Reputation: 8934
I'm using the Spring Quartz integration, and every time I try to shut down Tomcat, the Quartz processes fail to shut down. This is the stack trace:
Exception in thread "org.springframework.scheduling.quartz.SchedulerFactoryBean#0_QuartzSchedulerThread"
java.lang.NullPointerException
at org.apache.commons.logging.LogFactory.getCachedFactory(LogFactory.java:979)
at org.apache.commons.logging.LogFactory.getFactory(LogFactory.java:435)
at org.apache.commons.logging.LogFactory.getLog(LogFactory.java:685)
at org.quartz.core.QuartzSchedulerThread.getLog(QuartzSchedulerThread.java:475)
at org.quartz.core.QuartzSchedulerThread.run(QuartzSchedulerThread.java:404)
Has anyone seem this before?
Upvotes: 2
Views: 4079
Reputation: 139921
If you look at SchedulerFactoryBean, it has a property named waitForJobsToCompleteOnShutdown
. When the Spring ApplicationContext receives the request to shut down, it tells the Quartz Scheduler to shut down, conditionally telling it to wait for all jobs to complete before shutting down.

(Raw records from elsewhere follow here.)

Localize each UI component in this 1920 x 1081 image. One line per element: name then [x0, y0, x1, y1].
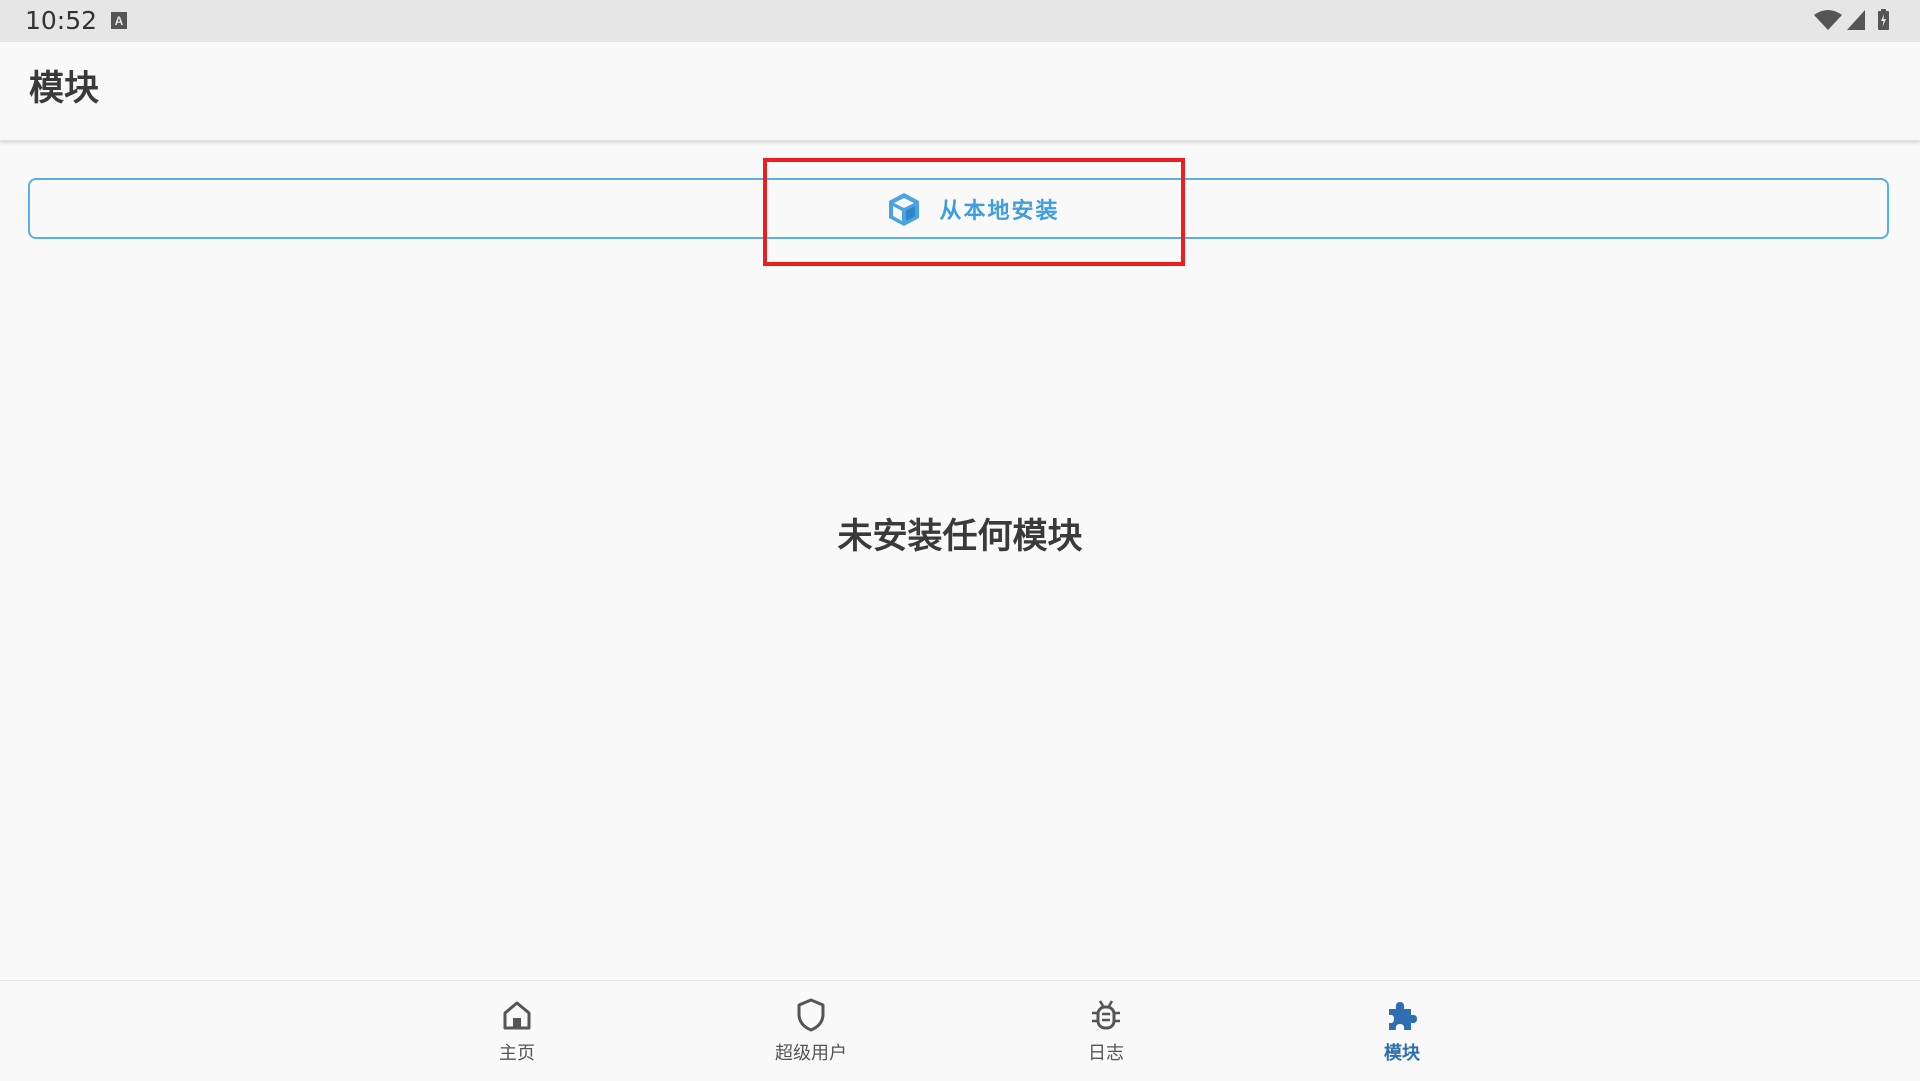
puzzle-icon	[1389, 1002, 1417, 1030]
battery-icon	[1878, 9, 1889, 30]
wifi-icon	[1814, 10, 1842, 30]
svg-text:A: A	[115, 14, 124, 28]
keyboard-a-icon: A	[111, 12, 127, 29]
signal-icon	[1847, 10, 1865, 30]
nav-label-superuser: 超级用户	[775, 1043, 847, 1064]
empty-state-message: 未安装任何模块	[837, 517, 1083, 557]
nav-label-home: 主页	[499, 1043, 535, 1064]
nav-item-home[interactable]: 主页	[437, 997, 597, 1073]
bottom-navigation: 主页 超级用户 日志 模块	[0, 980, 1920, 1081]
box-icon	[889, 192, 920, 226]
nav-label-modules: 模块	[1384, 1043, 1420, 1064]
app-bar: 模块	[0, 42, 1920, 141]
nav-label-logs: 日志	[1088, 1043, 1124, 1064]
shield-icon	[797, 998, 825, 1032]
status-bar: 10:52 A	[0, 0, 1920, 42]
install-button-label: 从本地安装	[939, 198, 1060, 224]
status-time: 10:52	[25, 6, 98, 35]
bug-icon	[1092, 1000, 1120, 1030]
install-button-content: 从本地安装	[885, 190, 1059, 228]
nav-item-modules[interactable]: 模块	[1322, 997, 1482, 1073]
home-icon	[503, 1001, 531, 1030]
nav-item-superuser[interactable]: 超级用户	[731, 997, 891, 1073]
page-title: 模块	[29, 69, 100, 109]
install-from-local-button[interactable]: 从本地安装	[28, 178, 1889, 239]
nav-item-logs[interactable]: 日志	[1026, 997, 1186, 1073]
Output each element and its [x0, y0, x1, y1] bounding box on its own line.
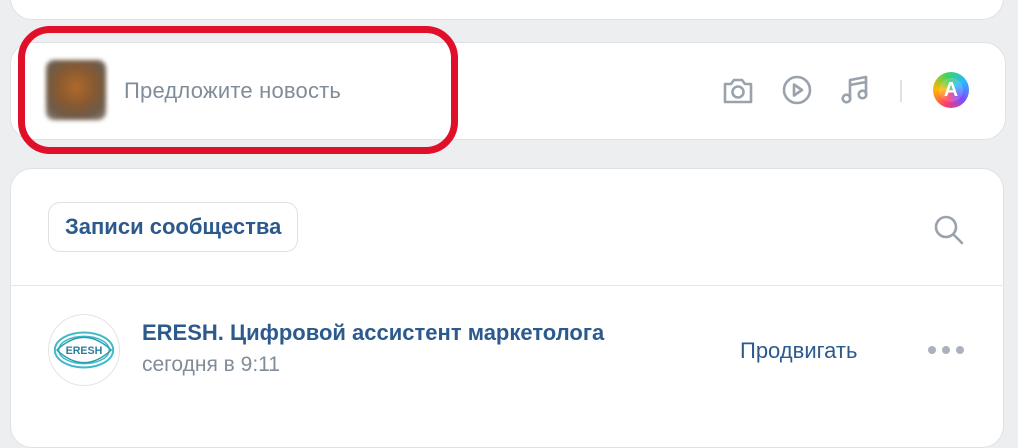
promote-button[interactable]: Продвигать [740, 338, 857, 364]
music-note-icon[interactable] [838, 72, 872, 108]
post-timestamp[interactable]: сегодня в 9:11 [142, 353, 280, 377]
play-icon[interactable] [780, 72, 814, 108]
more-options-icon[interactable] [928, 340, 964, 360]
tab-community-posts[interactable]: Записи сообщества [48, 202, 299, 252]
highlight-outline [18, 26, 458, 154]
svg-text:ERESH: ERESH [66, 345, 103, 357]
search-icon[interactable] [932, 213, 966, 247]
post-author[interactable]: ERESH. Цифровой ассистент маркетолога [142, 320, 604, 346]
feed-divider [10, 285, 1004, 286]
previous-card [10, 0, 1004, 20]
eresh-logo-icon: ERESH [53, 331, 115, 369]
community-avatar[interactable]: ERESH [48, 314, 120, 386]
toolbar-divider [900, 80, 902, 102]
camera-icon[interactable] [721, 72, 755, 108]
assistant-avatar[interactable]: A [933, 72, 969, 108]
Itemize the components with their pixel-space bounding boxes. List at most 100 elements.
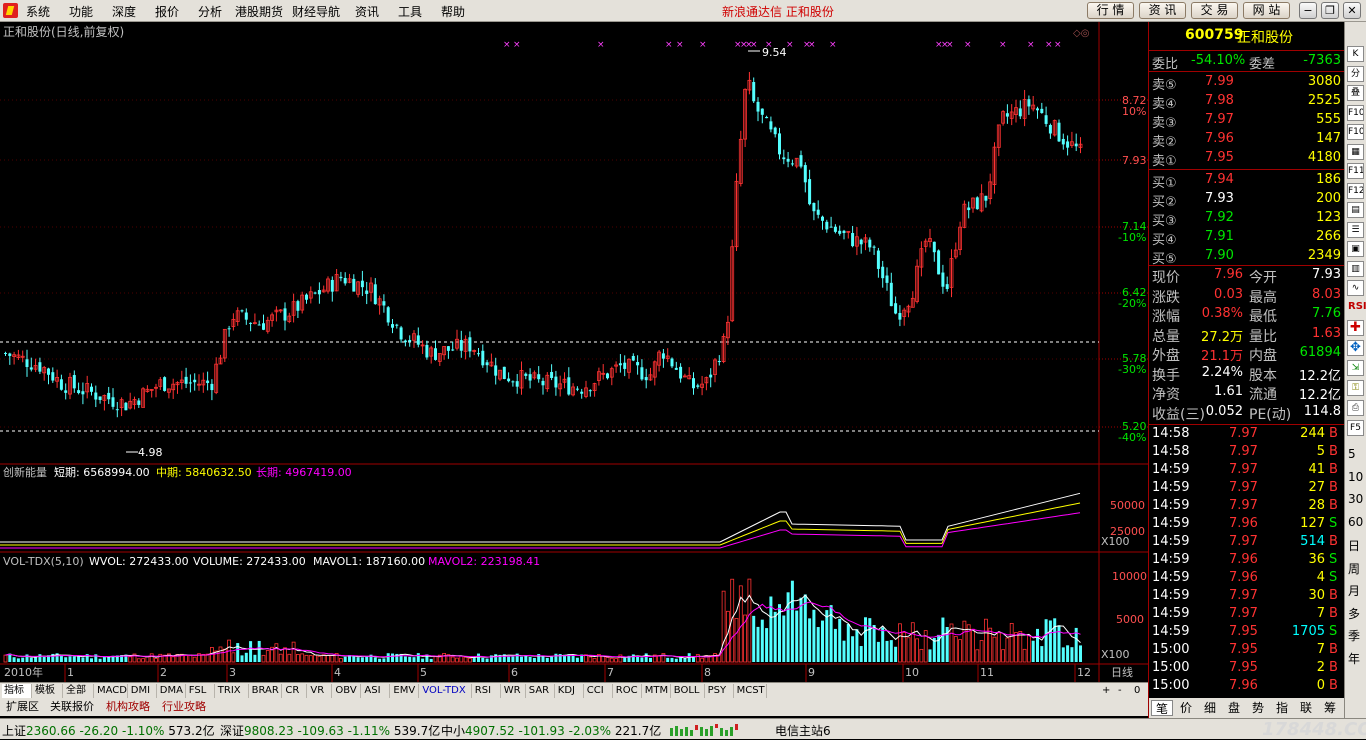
tab-institution-strategy[interactable]: 机构攻略 bbox=[102, 699, 154, 715]
indicator-tab[interactable]: CCI bbox=[585, 684, 613, 698]
menu-item-9[interactable]: 帮助 bbox=[441, 3, 465, 20]
zoom-control[interactable]: - bbox=[1116, 684, 1130, 698]
indicator-tab[interactable]: CR bbox=[283, 684, 308, 698]
menu-item-3[interactable]: 报价 bbox=[155, 3, 179, 20]
menu-item-5[interactable]: 港股期货 bbox=[235, 3, 283, 20]
detail-tab[interactable]: 盘 bbox=[1223, 700, 1245, 716]
info-icon[interactable]: F11 bbox=[1347, 163, 1364, 179]
menu-item-7[interactable]: 资讯 bbox=[355, 3, 379, 20]
lock-icon[interactable]: ⚿ bbox=[1347, 380, 1364, 396]
indicator-tab[interactable]: 全部 bbox=[64, 684, 94, 698]
kline-icon[interactable]: K bbox=[1347, 46, 1364, 62]
detail-tab[interactable]: 价 bbox=[1175, 700, 1197, 716]
menu-item-8[interactable]: 工具 bbox=[398, 3, 422, 20]
detail-tab[interactable]: 筹 bbox=[1319, 700, 1341, 716]
indicator-tab[interactable]: WR bbox=[502, 684, 526, 698]
wave-icon[interactable]: ∿ bbox=[1347, 280, 1364, 296]
rsi-button[interactable]: RSI bbox=[1348, 301, 1366, 312]
period-button[interactable]: 日 bbox=[1348, 537, 1360, 554]
menu-item-1[interactable]: 功能 bbox=[69, 3, 93, 20]
indicator-tab[interactable]: MTM bbox=[643, 684, 671, 698]
indicator-tab[interactable]: ROC bbox=[614, 684, 642, 698]
sh-index[interactable]: 上证2360.66 -26.20 -1.10% 573.2亿 bbox=[2, 722, 215, 739]
detail-tab[interactable]: 联 bbox=[1295, 700, 1317, 716]
indicator-tab[interactable]: BOLL bbox=[672, 684, 705, 698]
indicator-tab[interactable]: 指标 bbox=[2, 684, 32, 698]
detail-tab[interactable]: 笔 bbox=[1151, 700, 1173, 716]
volume-bar bbox=[692, 657, 695, 662]
crosshair-icon[interactable]: ✚ bbox=[1347, 320, 1364, 336]
f10-alt-icon[interactable]: F10 bbox=[1347, 124, 1364, 140]
zoom-control[interactable]: + bbox=[1100, 684, 1114, 698]
website-button[interactable]: 网 站 bbox=[1243, 2, 1290, 19]
volume-bar bbox=[790, 580, 794, 662]
indicator-tab[interactable]: OBV bbox=[333, 684, 362, 698]
minimize-icon[interactable]: − bbox=[1299, 2, 1317, 19]
period-button[interactable]: 5 bbox=[1348, 447, 1356, 461]
detail-tab[interactable]: 指 bbox=[1271, 700, 1293, 716]
menu-item-2[interactable]: 深度 bbox=[112, 3, 136, 20]
period-button[interactable]: 周 bbox=[1348, 560, 1360, 577]
list-icon[interactable]: ☰ bbox=[1347, 221, 1364, 238]
menu-item-6[interactable]: 财经导航 bbox=[292, 3, 340, 20]
chart-icon[interactable]: ▦ bbox=[1347, 143, 1364, 160]
indicator-tab[interactable]: ASI bbox=[362, 684, 391, 698]
restore-icon[interactable]: ❐ bbox=[1321, 2, 1339, 19]
candle-body bbox=[606, 373, 609, 379]
indicator-tab[interactable]: MCST bbox=[735, 684, 768, 698]
indicator-tab[interactable]: PSY bbox=[706, 684, 734, 698]
screen-icon[interactable]: ▣ bbox=[1347, 241, 1364, 257]
candle-body bbox=[451, 349, 455, 351]
indicator-tab[interactable]: TRIX bbox=[216, 684, 249, 698]
volume-bar bbox=[799, 597, 803, 662]
f5-button[interactable]: F5 bbox=[1347, 420, 1364, 436]
indicator-tab[interactable]: DMI bbox=[129, 684, 157, 698]
indicator-tab[interactable]: VR bbox=[308, 684, 333, 698]
table-icon[interactable]: ▥ bbox=[1347, 260, 1364, 277]
period-button[interactable]: 月 bbox=[1348, 582, 1360, 599]
indicator-tab[interactable]: MACD bbox=[95, 684, 128, 698]
sz-index[interactable]: 深证9808.23 -109.63 -1.11% 539.7亿 bbox=[220, 722, 440, 739]
zx-index[interactable]: 中小4907.52 -101.93 -2.03% 221.7亿 bbox=[441, 722, 661, 739]
f10-icon[interactable]: F10 bbox=[1347, 104, 1364, 121]
indicator-tab[interactable]: RSI bbox=[473, 684, 501, 698]
quotes-button[interactable]: 行 情 bbox=[1087, 2, 1134, 19]
period-button[interactable]: 60 bbox=[1348, 515, 1363, 529]
period-button[interactable]: 季 bbox=[1348, 627, 1360, 644]
tab-related-quotes[interactable]: 关联报价 bbox=[46, 699, 98, 715]
print-icon[interactable]: ⎙ bbox=[1347, 400, 1364, 416]
zoom-control[interactable]: 0 bbox=[1132, 684, 1146, 698]
news-button[interactable]: 资 讯 bbox=[1139, 2, 1186, 19]
indicator-tab[interactable]: VOL-TDX bbox=[420, 684, 472, 698]
server-name[interactable]: 电信主站6 bbox=[775, 722, 831, 739]
export-icon[interactable]: ⇲ bbox=[1347, 360, 1364, 376]
kline-chart[interactable]: × × × × × × ×××× × × ×× × ××× × × × × × 正和股份(日线,前复权) ◇◎ … bbox=[0, 22, 1148, 682]
trade-button[interactable]: 交 易 bbox=[1191, 2, 1238, 19]
detail-tab[interactable]: 细 bbox=[1199, 700, 1221, 716]
period-button[interactable]: 30 bbox=[1348, 492, 1363, 506]
f12-icon[interactable]: F12 bbox=[1347, 182, 1364, 199]
indicator-tab[interactable]: SAR bbox=[527, 684, 555, 698]
tab-extension[interactable]: 扩展区 bbox=[2, 699, 43, 715]
close-icon[interactable]: ✕ bbox=[1343, 2, 1361, 19]
period-button[interactable]: 多 bbox=[1348, 605, 1360, 622]
compare-icon[interactable]: 叠 bbox=[1347, 85, 1364, 101]
indicator-tab[interactable]: BRAR bbox=[250, 684, 283, 698]
chart-options-icon[interactable]: ◇◎ bbox=[1073, 28, 1089, 39]
detail-tab[interactable]: 势 bbox=[1247, 700, 1269, 716]
market-bars-icon bbox=[668, 723, 768, 736]
indicator-tab[interactable]: 模板 bbox=[33, 684, 63, 698]
period-button[interactable]: 年 bbox=[1348, 650, 1360, 667]
move-icon[interactable]: ✥ bbox=[1347, 340, 1364, 356]
indicator-tab[interactable]: KDJ bbox=[556, 684, 584, 698]
menu-item-4[interactable]: 分析 bbox=[198, 3, 222, 20]
indicator-tab[interactable]: DMA bbox=[158, 684, 186, 698]
menu-item-0[interactable]: 系统 bbox=[26, 3, 50, 20]
period-button[interactable]: 10 bbox=[1348, 470, 1363, 484]
minute-icon[interactable]: 分 bbox=[1347, 65, 1364, 82]
indicator-tab[interactable]: EMV bbox=[391, 684, 420, 698]
app-logo-icon[interactable] bbox=[3, 3, 18, 18]
report-icon[interactable]: ▤ bbox=[1347, 202, 1364, 218]
tab-industry-strategy[interactable]: 行业攻略 bbox=[158, 699, 210, 715]
indicator-tab[interactable]: FSL bbox=[187, 684, 215, 698]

But, Spring can only process the request to shutdown (and tell Quartz) to shutdown if it is notified of the Tomcat context being disposed. How are you using Spring within Tomcat? Do you have a ServletContextListener
registered to call applicationContext.destroy()
?
The actual NPE is probably caused by Tomcat setting all static
references within the classLoader that your application runs in to null
on shutdown. It does this to help prevent any memory leaks during recycling/restarts of Tomcat. But, if you have threads that live on within the Tomcat container that are still running (because they were not properly shutdown, such as your Quartz threads), then you will see errors when the code within that thread (such as the code within your Quartz thread that tries to gain access to it's logger - which is likely kept as static
) tries to access any static references that have been nulled out.
Upvotes: 7
Reputation: 403461
Do you have a copy of commons-logging packaged inside your WAR? If so, there may be an odd interaction between the copy that comes as part of Tomcat, and the copy that's in your WAR. Try removing the WAR copy and see if that helps.